Déjame tocar el piano
por Eréndira Svetlana
El pasillo que conduce hasta la habitación se alarga infinitamente en una penumbra sinuosa y silente. Su soledad inmutable acomete los sentidos e invade mis esfuerzos de serenidad con un zumbido sordo que me cimbra el cuerpo. Ella está detrás de esa puerta, y no quiero llegar. Esta vez no quiero llegar. Pero las piernas o la inercia de su temblor me empujan. No hay luz ni sonido que emane de ese lugar, porque ella y su locura lo han devorado todo de un solo bocado.
Es un espacio muerto, seco y asfixiado, habitado únicamente por el hedor repulsivo de las secreciones y los fármacos, por los fantasmas de sus obsesiones y la huella de las crisis paranoicas que incesantemente la acometen. Llegan a durar hasta seis horas continuas y se repiten tres, cuatro veces en un solo día. En cada episodio grita y se sacude con una fuerza descomunal, impropia de sus 48 kilos y 150 centímetros de estatura, emite enérgicas peroratas en inglés, en francés, en alemán, a veces en lenguas y sonidos que nadie entiende. Ha estado hablando a gritos desgarrados con frases inconexas por dos horas sin parar, sin dar sosiego a los que exhaustos de presenciar el horror de su desquiciamiento han dejado de sentir dolor para dar paso a una pena llena de miedos e incertidumbres.

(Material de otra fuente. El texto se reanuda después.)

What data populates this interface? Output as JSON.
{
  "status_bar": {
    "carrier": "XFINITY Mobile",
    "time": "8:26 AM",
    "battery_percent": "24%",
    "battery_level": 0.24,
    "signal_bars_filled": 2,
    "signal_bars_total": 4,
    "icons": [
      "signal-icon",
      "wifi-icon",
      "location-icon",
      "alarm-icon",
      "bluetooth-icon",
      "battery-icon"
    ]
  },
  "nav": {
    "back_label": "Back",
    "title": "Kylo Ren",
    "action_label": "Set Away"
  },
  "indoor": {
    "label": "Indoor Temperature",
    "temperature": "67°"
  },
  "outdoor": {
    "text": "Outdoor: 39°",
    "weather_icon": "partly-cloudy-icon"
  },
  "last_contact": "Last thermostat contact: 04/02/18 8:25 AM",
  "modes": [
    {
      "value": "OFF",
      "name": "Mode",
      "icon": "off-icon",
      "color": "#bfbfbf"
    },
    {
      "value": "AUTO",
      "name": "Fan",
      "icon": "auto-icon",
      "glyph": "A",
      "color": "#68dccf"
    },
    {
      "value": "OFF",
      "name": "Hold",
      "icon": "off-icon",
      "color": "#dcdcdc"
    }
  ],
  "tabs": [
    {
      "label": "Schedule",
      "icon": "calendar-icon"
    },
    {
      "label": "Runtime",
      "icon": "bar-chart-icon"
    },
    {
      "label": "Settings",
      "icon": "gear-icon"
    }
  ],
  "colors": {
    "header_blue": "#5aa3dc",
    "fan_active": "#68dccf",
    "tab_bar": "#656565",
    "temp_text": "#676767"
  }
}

La puerta se abre casi con el impulso de mi exhalación. Dentro, la oscuridad se desliza sobre la estancia como un manto de duelo que sellara el horror y la vergüenza de lo que ahí sucede. Al fondo, sobre una pequeña cama de hospital arrinconada sobre el muro, está ella. Sentada en perfecta escuadra, las piernas tiesas, extendidas sobre la sábana blanca, la espalda recta, la negra cabellera revuelta, una bata amarillenta de hospital cubre a medias su cuerpo maduro, los ojos hinchados mirando indiferentes a una lejanía inexistente que se extiende más allá de los límites de esta pequeña jaula de concreto. Sobre su mano derecha, amoratada y con ostentosas marcas de las ataduras a las que ha sido necesario recurrir en las horas más cruentas, se hunde inclemente y fútil la última venoclisis insertada. Se ha quitado las seis anteriores en los momentos más violentos de su paranoia y las venas de ambos brazos lucen exangües bajo la piel seca.
Tomo su pequeña mano edematizada entre las mías y la llamo al oído con un susurro: -Sofía-
En un súbito segundo imperceptible voltea la cara hacia mí y me mira sin mirarme, perdida aún en esa distancia de la memoria que nos separa. Tiene el gesto desfigurado por las intensas dosis de antipsicóticos y un sinnúmero de fármacos que le son puntualmente suministrados, y le contraen involuntariamente los músculos del rostro. Quiero decirle que ya estoy aquí, que ahora me tiene para acompañarla, que borre de su mente todo ese caudal de delirios que la amordazan, pero un hueco profundo me empieza a crecer desde la garganta hasta las entrañas y me ahoga las palabras. De pronto su mano me sujeta con fuerza creciente hasta lastimar mi muñeca, y una voz casi inaudible emana de un lugar remoto dentro de su boca sin pasar por sus labios que permanecen en un rictus de espanto congelándole el gesto:
-¡Déjame tocar las notas!- dice, forzando las palabras, y vuelve la cara para perderse nuevamente en el horizonte de su locura, más allá de las paredes de su encierro, más allá de este día y sus horas de lágrimas largas, en un laberinto de promesas inconclusas y recuerdos nebulosos, que se mezclan y se retuercen en el frenético nudo de desahucios, de abandonos y desencuentros que es ahora su mente enferma y desgajada.